EM-Titel: Kuntz war eher pessimistisch

Der Titel kommt völlig unerwartet – noch vor einem Jahr war der aktuelle Jahrgang als vergleichsweise schwach eingestuft worden. „Da war ich eher pessimistisch. Aber wie man sieht, ist etwas daraus geworden“, sagte Kuntz. Für den Erfolgstrainer war es im dritten Endspiel in Folge der zweite Titel.
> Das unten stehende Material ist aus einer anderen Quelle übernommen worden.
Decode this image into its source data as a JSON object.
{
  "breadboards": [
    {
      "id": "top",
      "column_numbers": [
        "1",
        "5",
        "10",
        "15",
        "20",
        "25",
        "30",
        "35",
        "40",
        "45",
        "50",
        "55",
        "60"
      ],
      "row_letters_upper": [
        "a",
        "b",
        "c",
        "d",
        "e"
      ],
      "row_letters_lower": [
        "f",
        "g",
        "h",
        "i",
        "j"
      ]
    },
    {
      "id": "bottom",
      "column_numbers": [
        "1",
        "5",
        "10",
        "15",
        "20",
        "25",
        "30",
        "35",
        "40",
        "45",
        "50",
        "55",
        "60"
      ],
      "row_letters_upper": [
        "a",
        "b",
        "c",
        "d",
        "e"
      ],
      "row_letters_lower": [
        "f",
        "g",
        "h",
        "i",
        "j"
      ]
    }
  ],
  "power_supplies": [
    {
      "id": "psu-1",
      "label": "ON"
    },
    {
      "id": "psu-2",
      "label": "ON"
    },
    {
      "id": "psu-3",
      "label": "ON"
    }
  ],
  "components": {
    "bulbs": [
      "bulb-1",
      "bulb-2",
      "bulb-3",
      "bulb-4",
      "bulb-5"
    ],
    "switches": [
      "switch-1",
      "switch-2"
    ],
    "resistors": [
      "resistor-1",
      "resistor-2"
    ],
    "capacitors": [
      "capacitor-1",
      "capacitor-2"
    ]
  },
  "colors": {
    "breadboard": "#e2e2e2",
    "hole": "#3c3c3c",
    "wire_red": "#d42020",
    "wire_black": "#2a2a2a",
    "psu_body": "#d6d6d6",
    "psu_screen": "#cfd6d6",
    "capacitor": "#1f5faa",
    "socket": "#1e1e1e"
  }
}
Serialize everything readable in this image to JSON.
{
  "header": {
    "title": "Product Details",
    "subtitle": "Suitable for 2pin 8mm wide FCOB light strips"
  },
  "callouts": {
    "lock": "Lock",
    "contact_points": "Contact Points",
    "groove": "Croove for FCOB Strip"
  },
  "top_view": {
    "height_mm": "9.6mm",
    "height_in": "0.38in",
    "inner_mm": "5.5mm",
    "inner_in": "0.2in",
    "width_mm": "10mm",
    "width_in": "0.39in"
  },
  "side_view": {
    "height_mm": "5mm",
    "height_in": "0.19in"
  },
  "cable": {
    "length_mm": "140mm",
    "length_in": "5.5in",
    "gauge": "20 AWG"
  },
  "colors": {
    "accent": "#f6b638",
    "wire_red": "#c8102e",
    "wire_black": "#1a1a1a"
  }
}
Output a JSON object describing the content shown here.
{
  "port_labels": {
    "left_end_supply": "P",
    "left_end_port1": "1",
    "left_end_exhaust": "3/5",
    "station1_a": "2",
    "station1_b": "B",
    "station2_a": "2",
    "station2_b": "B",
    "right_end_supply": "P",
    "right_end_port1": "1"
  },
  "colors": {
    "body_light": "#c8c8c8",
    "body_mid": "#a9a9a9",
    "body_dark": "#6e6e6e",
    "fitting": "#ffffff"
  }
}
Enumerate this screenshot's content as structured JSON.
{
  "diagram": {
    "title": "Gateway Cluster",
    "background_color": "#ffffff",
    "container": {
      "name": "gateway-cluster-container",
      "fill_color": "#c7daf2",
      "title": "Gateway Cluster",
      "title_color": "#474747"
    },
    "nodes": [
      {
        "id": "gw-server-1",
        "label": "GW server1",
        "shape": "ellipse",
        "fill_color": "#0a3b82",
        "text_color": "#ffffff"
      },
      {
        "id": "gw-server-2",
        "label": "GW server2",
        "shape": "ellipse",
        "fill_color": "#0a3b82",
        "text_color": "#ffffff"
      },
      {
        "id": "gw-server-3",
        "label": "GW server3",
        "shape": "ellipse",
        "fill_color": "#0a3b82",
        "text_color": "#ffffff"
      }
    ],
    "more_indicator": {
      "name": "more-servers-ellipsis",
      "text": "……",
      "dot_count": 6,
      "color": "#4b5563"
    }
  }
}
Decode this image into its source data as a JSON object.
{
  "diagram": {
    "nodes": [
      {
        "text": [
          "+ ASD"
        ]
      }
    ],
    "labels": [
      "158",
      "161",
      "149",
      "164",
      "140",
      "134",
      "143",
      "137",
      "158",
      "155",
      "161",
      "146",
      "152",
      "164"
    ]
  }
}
„Meine Spieler sollen die Zuschauer und ihre Familien stolz machen“, sagte Kuntz kurz vor Anstoß. Der Auftakt war aber von Nervosität geprägt. Beim DFB-Team brach immer wieder der starke Ridle Baku vom VfL Wolfsburg auf rechts durch, ohne zum Abschluss zu kommen. Mehr vom Spiel hatte Portugal, vor allem Torjäger Dany Mota war kaum zu halten.

Aus dem Nichts wäre das Kuntz-Team beinahe in Führung gegangen: Ein abgefälschter Schuss von Wirtz, der im Halbfinale gegen die Niederlande (2:1) doppelt getroffen hatte, landete an der Unterkante der Latte und sprang zurück ins Feld (15.). Im sechsten EM-Spiel traf das deutsche Team zum neunten Mal das Gebälk.

Neuer, Becker und Hens als Daumendrücker

Der Lattenknaller wirkte aber wie ein Weckruf. Bis zur Pause bot der deutsche Nachwuchs den technisch überlegenen Portugiesen mit viel Leidenschaft die Stirn und hatte dank früher Balleroberungen sogar die gefährlicheren Abschlüsse. Nmecha, der als einziger deutscher Spieler schon im Endspiel 2019 auf dem Platz gestanden hatte, scheiterte mit einem Lupfer (21.). Eine Führung wäre nach 45 Minuten verdient gewesen, auch wenn Vitinha (45.+1) nach einem Konter leichtfertig vertändelte.

Zahlreiche deutsche Sportstars hatten der U21 vor Anpfiff Glück gewünscht. „Es macht Spaß, euch zuzuschauen. Ihr macht das schon“, sagte etwa Manuel Neuer, der 2009 U21-Europameister geworden war. Auch Boris Becker, Serge Gnabry, Alexandra Popp, der ehemalige Formel-1-Pilot Timo Glock und die Ex-Handballer Pascal Hens und Stefan Kretzschmar drückten die Daumen.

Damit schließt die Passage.